30 Grivnas / by Niels Ackermann

Comment faire pour remplir les 600 places d'une salle pour un meeting politique en Ukraine? Facile! On paye les spectateurs. 30 grivnas, soit un peu moins de 4 francs suisses. C'est suffisant pour attirer une foule d'étudiants sans boulots et de retraités qui peinent à joindre les deux bouts. Pour ce prix, ils écouteront religieusement un étrange candidat qui a fait changer son nom en Protyvsyh ("contre-tous") dans l'espoir de récupérer une partie des voix de ceux qui opteront pour la 19e case sur le bulletin de vote, celle permettant de voter contre tous les candidats.

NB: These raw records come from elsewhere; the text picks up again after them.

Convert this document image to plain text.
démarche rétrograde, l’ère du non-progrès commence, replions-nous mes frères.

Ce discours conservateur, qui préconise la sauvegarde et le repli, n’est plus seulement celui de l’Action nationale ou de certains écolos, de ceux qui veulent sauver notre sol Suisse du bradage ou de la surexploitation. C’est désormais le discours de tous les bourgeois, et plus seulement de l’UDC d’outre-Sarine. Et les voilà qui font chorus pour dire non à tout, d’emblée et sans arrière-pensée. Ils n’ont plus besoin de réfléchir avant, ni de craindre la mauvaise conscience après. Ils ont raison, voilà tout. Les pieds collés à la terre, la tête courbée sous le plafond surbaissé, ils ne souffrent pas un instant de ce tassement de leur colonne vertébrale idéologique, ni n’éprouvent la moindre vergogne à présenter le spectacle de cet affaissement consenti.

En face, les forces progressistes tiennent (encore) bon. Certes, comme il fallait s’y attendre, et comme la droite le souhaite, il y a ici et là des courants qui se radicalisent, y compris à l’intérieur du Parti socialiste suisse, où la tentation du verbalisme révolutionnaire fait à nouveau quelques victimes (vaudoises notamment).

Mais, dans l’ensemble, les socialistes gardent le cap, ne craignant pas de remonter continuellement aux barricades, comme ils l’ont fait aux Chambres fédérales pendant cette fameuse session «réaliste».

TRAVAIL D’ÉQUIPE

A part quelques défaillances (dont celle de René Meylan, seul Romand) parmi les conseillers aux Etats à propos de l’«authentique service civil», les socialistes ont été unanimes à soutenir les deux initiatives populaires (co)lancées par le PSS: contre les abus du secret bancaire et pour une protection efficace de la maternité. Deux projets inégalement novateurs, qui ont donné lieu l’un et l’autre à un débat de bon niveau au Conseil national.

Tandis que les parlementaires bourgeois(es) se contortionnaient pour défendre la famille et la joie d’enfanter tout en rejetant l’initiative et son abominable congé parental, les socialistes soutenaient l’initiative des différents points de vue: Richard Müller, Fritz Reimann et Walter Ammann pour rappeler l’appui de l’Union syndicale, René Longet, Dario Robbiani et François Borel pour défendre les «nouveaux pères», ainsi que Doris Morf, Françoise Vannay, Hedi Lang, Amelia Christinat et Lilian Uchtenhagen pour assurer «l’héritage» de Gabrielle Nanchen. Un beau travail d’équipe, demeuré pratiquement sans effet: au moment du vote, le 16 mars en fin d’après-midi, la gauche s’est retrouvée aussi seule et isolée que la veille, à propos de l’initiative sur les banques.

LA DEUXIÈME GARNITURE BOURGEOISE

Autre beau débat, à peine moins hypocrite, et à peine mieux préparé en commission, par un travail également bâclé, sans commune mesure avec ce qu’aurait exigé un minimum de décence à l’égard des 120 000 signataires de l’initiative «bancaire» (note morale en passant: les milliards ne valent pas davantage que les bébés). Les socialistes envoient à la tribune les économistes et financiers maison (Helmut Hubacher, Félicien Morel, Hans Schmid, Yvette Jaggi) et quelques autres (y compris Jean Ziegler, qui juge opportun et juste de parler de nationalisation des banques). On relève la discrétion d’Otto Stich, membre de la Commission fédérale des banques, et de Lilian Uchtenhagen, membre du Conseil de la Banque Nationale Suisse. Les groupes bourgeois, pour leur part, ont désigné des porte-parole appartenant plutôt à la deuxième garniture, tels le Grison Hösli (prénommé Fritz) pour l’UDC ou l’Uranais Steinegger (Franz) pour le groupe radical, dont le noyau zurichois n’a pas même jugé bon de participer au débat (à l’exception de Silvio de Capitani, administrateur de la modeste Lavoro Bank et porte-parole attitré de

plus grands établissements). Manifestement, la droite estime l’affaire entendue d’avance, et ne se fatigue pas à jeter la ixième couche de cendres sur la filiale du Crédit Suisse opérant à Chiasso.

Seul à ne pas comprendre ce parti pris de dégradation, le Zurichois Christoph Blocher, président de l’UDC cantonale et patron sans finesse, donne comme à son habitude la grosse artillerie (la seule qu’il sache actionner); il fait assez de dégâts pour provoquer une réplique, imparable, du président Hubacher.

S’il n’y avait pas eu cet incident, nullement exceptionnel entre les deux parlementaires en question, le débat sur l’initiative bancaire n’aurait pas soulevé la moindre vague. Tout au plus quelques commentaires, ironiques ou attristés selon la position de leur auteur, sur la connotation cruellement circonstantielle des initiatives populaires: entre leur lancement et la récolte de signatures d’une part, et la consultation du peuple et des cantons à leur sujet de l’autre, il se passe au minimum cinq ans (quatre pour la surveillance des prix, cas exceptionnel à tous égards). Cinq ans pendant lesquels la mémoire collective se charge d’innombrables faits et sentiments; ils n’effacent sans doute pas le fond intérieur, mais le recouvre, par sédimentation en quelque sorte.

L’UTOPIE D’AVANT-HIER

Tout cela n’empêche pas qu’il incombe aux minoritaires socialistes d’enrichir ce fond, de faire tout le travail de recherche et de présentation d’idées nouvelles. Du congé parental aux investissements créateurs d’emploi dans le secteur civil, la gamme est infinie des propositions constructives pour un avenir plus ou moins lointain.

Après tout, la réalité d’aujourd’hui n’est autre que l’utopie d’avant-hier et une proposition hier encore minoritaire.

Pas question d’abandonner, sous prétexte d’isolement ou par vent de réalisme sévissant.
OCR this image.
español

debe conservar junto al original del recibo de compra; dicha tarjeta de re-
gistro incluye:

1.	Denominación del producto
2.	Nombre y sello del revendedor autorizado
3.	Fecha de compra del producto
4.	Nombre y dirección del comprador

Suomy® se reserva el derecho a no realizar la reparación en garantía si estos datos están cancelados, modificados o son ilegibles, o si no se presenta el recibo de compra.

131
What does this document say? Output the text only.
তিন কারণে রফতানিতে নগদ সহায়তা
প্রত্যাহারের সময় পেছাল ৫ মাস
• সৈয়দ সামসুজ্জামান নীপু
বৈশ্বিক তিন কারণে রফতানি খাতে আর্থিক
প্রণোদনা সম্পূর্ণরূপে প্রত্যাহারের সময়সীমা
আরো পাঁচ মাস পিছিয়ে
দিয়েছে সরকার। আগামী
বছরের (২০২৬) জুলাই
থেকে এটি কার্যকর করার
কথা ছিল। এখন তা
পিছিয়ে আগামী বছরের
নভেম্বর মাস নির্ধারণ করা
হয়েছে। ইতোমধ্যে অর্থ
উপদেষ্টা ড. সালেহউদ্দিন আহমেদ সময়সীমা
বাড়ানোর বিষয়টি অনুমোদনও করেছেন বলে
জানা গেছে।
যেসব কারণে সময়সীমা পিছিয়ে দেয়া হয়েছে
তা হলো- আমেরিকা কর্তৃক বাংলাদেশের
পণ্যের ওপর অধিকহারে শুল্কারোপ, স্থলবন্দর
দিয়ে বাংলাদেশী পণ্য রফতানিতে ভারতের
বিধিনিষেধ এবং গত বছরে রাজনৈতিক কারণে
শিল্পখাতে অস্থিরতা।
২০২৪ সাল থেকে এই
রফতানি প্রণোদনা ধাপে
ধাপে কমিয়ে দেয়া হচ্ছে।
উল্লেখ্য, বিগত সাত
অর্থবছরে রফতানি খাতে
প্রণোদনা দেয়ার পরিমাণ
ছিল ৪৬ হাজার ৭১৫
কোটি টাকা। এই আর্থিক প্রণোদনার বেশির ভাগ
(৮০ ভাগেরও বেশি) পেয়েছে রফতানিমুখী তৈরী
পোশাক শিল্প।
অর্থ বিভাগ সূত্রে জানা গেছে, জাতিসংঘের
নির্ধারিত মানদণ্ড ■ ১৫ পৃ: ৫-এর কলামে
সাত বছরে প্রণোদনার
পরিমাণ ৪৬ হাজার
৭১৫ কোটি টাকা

Bien sûr, ledit candidat n'arrête pas son programme à ce petit tour de malice de technique électorale. Comme tous ses concurrents, il jure sur tous les saints n'être pas un pourri financés par les oligarques. Comme tous les autres, il mettra en prison les pillards qui ruinent le pays, et tout comme eux, il mettra un terme à la corruption endémique...

Depuis environ une semaine, j'entends par-ci par-là que les différents candidats recrutent des gens pour participer à des manifestations, dormir dans des tentes contre rémunération, ou même vendre son vote. J'ai vu certaines de ces offres d'emploi sur Internet. Mais ça semblait tellement gros que je restais intimement convaincu qu'il ne pouvait s'agir que de tentatives des partis adverses de décrédibiliser leurs opposants, les faisant passer pour des corrupteurs. Mais aujourd'hui, j'ai eu la confirmation que cela se passe réellement. Du meeting jusqu'à la distribution de billets. Ici, on paye les gens pour qu'ils participent à une action politique. Les personnes avec qui j'en ai parlé sont tout à fait conscientes de l'aspect moralement discutable de ces pratiques, mais leur première priorité, c'est de manger et d'avoir un logement, alors elles font avec, et elles encaissent là où elles peuvent. Et après tout, cet argent, que les politiciens dilapident dans une campagne déconnectée de toute réalité, c'est le leur.